This can be achieved through PHP, perl or linux shell scripts. The script should be scalable to handle huge date in xml format, typically between 250 to 350 mb.
The project involves the following:
1. Download xml feed from a given location.
2. The feed will be zipped, so the program will unzip to extract the xml file.
2a. Verify the xml feed has been updated (this can usually be done using the file name). If it is updated, go to next step/
3. The xml DTD and fields will be provided to you. Based on business logic, for each item in the xml feed, the program will:
a. Insert into the database,
b. Update exisiting rows in the database.
c. Deactivate existing row in the database (update a deactivate date).
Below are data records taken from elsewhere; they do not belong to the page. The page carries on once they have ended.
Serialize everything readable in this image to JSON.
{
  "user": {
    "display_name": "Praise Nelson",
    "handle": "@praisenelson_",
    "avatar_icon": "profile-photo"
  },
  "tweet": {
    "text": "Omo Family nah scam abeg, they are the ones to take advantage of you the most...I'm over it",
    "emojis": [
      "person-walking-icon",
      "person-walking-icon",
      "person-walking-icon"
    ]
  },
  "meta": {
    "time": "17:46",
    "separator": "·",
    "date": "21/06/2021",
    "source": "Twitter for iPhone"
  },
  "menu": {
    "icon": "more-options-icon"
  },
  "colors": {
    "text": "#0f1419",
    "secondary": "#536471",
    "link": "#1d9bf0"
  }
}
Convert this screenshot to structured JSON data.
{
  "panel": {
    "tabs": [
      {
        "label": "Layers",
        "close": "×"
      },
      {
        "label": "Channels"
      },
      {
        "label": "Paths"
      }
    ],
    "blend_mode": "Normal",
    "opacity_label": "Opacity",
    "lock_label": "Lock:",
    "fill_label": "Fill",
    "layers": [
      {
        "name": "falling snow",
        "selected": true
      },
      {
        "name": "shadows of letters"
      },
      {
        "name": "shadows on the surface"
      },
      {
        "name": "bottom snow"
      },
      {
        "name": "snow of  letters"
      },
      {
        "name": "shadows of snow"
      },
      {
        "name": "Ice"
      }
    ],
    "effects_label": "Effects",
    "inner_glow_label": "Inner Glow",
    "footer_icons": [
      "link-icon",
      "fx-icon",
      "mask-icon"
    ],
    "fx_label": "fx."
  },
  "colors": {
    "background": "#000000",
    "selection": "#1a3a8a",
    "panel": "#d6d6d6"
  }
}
4. Once this is done, a report is generated as to how many were updated, how many were new records and how many were deactivated.
5. Handle duplicates based on business rule to be provided.
The job will be scheduled and should be schedulable using linux cron. The environment will be linux and mysql database.
Proper error handling and code documentation should be provided in the code.
The details of the xml DTD, business rules and DB structure will be provided once a bid id approved.
This is not a complex project and the person with the right knowledge/skill will be able to accomplish this in no time.
## Deliverables
The script must be coded, tested and deployed by the coder within 10 days of bid approval. Any deviance in this timeline must be communicated and agreed upon by both buyer and seller.
The coder will communicate regularly the status of the project.